Лучшими людьми в городе были доктора. Наиболее интеллигентные, наименее пьющие, они составляли учёные общества, сравнительно много читали и умели говорить. Они будто знали секрет, как нужно жить, чтобы удержать в некотором повиновении нервы и не так сильно тосковать.
По отвратительному делу, об изнасиловании китайского мальчика, вызвался в качестве эксперта доктор Штернберг. После допроса Леонтьев разговорился с ним как с частным человеком. Потом несколько раз встретились в купальнях и на улице.
Штернберг часто хвалил Дальний Восток и говорил, что твёрдо решил остаться здесь на службе и после окончания войны. Но всегда чувствовалось, что искренность этого желания какая-то болезненная, вроде искренности человека, — бесповоротно решившегося на самоубийство, — который уже совсем не верит в возможность чистого, хорошего счастья. Штернберг был неплохой доктор, но любил музыку, красивых женщин и художественную литературу больше, чем медицину. Низенький, широколобый, уже лысеющий, он редко сидел, а всё бегал взад и вперёд и хихикал, явно стараясь, чтобы смех его звучал злее.
Как-то осенью ужинали вместе в ресторане. Доктор стал жаловаться на свою казённую квартиру, где нет никаких удобств, всегда пахнет кухней, а на лестнице днём и ночью кричат коты. Леонтьев сказал:
— Знаете что, голубчик, у меня целых две комнаты свободных. Война идёт всё хуже и хуже, и надеяться на приезд семьи невозможно, переселяйтесь вы ко мне. А? И вам будет удобнее, и мне веселее, а то я уже начинаю вслушиваться в стук собственных подошв, и кажется мне, будто, кроме следователя, со мной в комнате спит ещё какой-то другой я…
Штернберг затянулся папироской, внимательно посмотрел на Леонтьева и ответил:
— Спасибо, я с удовольствием, только у меня денщик, Сорока.
— И Сороку берите с собой.
С этого времени жизнь пошла как будто бы легче.
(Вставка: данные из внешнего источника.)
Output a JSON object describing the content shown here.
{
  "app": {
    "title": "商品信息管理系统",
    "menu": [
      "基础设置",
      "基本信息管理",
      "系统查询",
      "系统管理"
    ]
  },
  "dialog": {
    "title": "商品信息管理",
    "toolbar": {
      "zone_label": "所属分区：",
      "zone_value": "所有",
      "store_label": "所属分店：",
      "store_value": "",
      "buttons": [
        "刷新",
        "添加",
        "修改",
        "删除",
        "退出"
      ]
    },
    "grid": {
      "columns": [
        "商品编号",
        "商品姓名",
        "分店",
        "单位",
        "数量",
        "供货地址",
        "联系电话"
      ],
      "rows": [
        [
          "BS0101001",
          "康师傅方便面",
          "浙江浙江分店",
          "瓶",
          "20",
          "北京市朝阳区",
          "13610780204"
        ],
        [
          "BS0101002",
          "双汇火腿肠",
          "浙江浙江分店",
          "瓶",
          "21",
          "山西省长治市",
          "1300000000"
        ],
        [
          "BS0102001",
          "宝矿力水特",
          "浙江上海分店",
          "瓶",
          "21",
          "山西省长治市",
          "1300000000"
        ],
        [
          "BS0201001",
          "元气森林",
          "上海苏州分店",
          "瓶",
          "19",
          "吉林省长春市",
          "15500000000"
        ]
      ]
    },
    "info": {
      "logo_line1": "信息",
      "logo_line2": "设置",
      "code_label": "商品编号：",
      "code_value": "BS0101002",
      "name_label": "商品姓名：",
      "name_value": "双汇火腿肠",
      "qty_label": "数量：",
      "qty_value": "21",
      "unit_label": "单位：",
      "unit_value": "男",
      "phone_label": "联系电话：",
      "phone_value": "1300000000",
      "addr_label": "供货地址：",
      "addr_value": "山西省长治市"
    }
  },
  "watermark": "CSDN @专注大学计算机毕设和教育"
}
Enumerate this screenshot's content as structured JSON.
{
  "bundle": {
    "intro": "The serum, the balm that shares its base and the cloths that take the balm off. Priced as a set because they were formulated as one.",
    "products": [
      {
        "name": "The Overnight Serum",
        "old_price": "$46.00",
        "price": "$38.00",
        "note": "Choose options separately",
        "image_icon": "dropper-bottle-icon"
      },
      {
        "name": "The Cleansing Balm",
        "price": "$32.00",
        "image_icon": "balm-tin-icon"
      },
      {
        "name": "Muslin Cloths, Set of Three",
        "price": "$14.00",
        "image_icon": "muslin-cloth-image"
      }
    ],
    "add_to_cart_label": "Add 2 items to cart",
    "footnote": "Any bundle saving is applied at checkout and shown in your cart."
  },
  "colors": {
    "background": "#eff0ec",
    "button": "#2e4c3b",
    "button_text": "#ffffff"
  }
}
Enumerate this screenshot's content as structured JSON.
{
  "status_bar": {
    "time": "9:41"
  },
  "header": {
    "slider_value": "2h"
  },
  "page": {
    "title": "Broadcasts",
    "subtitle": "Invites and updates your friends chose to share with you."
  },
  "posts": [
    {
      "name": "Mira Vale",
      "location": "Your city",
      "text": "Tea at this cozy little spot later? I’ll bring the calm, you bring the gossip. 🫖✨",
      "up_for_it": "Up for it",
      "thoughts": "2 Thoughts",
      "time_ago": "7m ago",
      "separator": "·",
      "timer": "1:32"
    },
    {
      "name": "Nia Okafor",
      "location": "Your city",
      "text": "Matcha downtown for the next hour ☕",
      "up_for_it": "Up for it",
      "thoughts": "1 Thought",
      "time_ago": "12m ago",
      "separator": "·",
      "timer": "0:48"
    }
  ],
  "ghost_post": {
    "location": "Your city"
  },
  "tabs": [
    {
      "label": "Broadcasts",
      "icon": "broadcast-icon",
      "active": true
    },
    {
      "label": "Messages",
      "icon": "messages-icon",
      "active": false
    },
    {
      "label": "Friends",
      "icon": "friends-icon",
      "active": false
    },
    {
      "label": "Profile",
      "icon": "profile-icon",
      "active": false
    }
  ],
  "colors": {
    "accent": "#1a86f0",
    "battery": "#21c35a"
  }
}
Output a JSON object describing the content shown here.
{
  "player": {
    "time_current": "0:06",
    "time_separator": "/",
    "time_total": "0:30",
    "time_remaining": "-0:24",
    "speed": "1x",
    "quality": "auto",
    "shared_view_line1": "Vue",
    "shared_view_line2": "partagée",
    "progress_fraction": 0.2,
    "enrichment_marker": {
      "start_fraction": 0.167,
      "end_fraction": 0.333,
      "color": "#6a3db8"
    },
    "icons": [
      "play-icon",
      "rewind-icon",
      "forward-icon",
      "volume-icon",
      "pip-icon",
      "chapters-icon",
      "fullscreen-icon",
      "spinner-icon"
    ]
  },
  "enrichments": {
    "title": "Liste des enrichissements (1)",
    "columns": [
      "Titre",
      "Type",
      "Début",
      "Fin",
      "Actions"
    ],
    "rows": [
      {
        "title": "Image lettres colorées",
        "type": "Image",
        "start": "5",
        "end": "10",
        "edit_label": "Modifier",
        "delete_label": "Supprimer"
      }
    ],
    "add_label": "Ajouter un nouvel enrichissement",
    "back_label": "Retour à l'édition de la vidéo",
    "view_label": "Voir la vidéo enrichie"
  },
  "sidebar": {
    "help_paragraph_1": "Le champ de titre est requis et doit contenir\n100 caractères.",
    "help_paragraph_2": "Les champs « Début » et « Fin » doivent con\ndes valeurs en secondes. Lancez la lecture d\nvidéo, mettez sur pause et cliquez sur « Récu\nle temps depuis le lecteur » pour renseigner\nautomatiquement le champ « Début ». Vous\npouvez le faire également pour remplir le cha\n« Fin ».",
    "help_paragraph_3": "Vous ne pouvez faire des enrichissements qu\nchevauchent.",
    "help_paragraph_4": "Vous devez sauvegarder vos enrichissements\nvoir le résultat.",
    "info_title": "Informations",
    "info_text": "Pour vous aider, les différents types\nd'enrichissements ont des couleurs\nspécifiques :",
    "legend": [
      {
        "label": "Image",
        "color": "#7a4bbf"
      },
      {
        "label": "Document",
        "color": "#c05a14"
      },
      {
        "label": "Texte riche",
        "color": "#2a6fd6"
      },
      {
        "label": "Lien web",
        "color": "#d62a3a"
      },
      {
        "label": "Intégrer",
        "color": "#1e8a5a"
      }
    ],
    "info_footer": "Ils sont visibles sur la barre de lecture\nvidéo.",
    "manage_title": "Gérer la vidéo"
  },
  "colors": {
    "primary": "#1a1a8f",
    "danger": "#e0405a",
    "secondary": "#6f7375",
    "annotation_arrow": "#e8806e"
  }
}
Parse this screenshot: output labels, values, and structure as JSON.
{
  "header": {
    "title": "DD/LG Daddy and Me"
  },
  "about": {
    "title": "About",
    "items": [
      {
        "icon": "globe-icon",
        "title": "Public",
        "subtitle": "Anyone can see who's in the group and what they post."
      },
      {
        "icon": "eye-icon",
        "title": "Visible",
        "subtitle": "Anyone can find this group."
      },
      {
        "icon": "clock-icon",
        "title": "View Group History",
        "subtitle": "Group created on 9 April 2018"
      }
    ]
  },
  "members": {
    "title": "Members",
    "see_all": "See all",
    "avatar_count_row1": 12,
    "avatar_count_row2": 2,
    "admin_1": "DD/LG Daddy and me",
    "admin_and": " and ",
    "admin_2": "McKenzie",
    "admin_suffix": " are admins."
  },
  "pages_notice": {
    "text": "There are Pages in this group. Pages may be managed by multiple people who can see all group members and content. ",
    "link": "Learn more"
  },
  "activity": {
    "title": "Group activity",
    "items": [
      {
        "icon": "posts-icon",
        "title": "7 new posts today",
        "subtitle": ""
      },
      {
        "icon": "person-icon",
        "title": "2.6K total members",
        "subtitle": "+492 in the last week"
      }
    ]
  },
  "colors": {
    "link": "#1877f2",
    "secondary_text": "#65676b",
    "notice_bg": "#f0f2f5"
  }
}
Леонтьев и Штернберг иногда разговаривали до трёх часов ночи, а иногда молчали целый день. И случалось так, что, когда один был в сносном расположений духа, другой тосковал, и наоборот.
Угрюмый бородач из запасных, — Сорока относился к китайцу презрительно. Чу-Кэ-Син мало понимал по-русски, и на кухне всегда было так тихо, что даже слышался шорох тараканов по газетной бумаге. Пахло здесь черемшой [6] и сапогами.
Иногда вечером заходили к чаю другой доктор Болтунов и кандидат Камушкин.
Болтунов был человек огромного роста и очень живого характера. Себя он считал общественным деятелем и даже публицистом, потому что корреспондинировал, под псевдонимом, в газету.